EU says India to slash tariffs on import of autos, wine and pasta

In a landmark move set to redefine bilateral trade, India and the European Union have officially unveiled a comprehensive free trade agreement. The pact, announced on Tuesday, January 27, 2026, will dramatically reduce or eliminate import duties on an unprecedented 97 percent of goods exported from the EU to India, creating an estimated annual duty savings of up to €4 billion ($4.75 billion).

The agreement specifically targets several high-tariff sectors, signaling a new era of market access for European producers. The automotive industry will witness a profound transformation, with India’s notoriously high import duties on cars being systematically reduced from a peak of 110 percent down to a new low of 10 percent. Similarly, the wine sector is poised for a breakthrough as tariffs, previously as high as 150 percent, will be progressively lowered to a base rate of 20 percent.

Furthermore, the EU confirmed that India will completely eliminate its current 50 percent tariff on a range of processed food products.
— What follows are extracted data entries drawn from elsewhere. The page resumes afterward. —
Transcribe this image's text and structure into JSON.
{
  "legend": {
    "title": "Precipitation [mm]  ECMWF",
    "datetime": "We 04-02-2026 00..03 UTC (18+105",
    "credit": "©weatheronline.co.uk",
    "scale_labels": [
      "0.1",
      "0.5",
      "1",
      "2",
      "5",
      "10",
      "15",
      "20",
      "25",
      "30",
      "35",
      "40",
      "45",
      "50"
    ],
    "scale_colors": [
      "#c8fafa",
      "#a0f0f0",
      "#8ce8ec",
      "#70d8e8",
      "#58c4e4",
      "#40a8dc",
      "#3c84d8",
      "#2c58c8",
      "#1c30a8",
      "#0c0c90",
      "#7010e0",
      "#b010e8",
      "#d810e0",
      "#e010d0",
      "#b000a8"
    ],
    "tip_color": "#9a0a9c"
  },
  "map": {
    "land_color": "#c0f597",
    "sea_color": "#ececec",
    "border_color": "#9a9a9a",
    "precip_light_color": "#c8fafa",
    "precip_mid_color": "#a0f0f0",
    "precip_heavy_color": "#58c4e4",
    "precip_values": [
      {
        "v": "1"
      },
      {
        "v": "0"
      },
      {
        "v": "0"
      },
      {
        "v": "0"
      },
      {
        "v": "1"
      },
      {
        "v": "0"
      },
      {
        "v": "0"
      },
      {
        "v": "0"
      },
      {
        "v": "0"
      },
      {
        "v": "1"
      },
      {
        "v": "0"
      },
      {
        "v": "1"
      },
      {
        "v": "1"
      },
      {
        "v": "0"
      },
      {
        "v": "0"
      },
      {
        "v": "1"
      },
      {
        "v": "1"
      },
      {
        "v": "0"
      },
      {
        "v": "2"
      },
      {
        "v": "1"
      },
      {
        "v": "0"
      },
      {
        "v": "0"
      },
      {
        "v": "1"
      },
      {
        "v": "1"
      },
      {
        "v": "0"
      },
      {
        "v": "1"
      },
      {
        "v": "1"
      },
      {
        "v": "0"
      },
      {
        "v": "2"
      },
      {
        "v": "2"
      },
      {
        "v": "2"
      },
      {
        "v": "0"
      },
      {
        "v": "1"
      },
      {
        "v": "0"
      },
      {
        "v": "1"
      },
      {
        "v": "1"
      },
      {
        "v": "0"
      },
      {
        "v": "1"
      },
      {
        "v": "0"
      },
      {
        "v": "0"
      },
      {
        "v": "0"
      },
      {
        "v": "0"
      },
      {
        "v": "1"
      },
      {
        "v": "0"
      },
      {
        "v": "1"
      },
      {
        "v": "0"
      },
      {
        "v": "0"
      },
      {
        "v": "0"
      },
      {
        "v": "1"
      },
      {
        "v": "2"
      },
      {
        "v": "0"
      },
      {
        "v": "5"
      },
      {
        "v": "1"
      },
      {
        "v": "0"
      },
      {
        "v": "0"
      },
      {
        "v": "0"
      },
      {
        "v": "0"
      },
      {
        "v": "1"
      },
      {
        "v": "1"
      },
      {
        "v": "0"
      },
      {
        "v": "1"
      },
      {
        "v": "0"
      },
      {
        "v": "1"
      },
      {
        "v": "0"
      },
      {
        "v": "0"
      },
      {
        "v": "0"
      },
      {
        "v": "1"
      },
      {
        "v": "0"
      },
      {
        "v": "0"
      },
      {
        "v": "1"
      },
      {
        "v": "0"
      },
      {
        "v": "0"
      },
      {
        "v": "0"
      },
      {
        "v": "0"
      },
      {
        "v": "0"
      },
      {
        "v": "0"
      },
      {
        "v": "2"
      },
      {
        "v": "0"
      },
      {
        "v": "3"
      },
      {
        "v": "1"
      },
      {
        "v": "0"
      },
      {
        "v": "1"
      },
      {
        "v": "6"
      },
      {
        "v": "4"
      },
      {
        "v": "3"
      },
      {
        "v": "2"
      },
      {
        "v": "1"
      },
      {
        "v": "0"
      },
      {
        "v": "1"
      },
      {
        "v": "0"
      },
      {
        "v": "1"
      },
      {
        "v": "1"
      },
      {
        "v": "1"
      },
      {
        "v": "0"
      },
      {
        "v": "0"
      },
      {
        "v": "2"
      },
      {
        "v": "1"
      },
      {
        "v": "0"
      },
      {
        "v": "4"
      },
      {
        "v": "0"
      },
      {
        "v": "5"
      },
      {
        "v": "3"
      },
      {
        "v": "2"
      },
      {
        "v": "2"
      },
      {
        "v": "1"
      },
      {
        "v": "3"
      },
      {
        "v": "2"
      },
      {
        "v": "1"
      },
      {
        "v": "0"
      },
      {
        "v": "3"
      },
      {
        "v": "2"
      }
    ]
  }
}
This elimination will apply to key European exports including pasta, chocolate, and other gourmet food items, granting them unprecedented price competitiveness in the vast Indian consumer market.

This agreement is widely regarded as one of the most significant trade deals negotiated by the EU, marking a decisive step in strengthening economic ties between the world’s largest trading bloc and one of its fastest-growing major economies. The tariff reductions are structured to be implemented progressively, allowing industries in both regions to adapt to the new competitive landscape.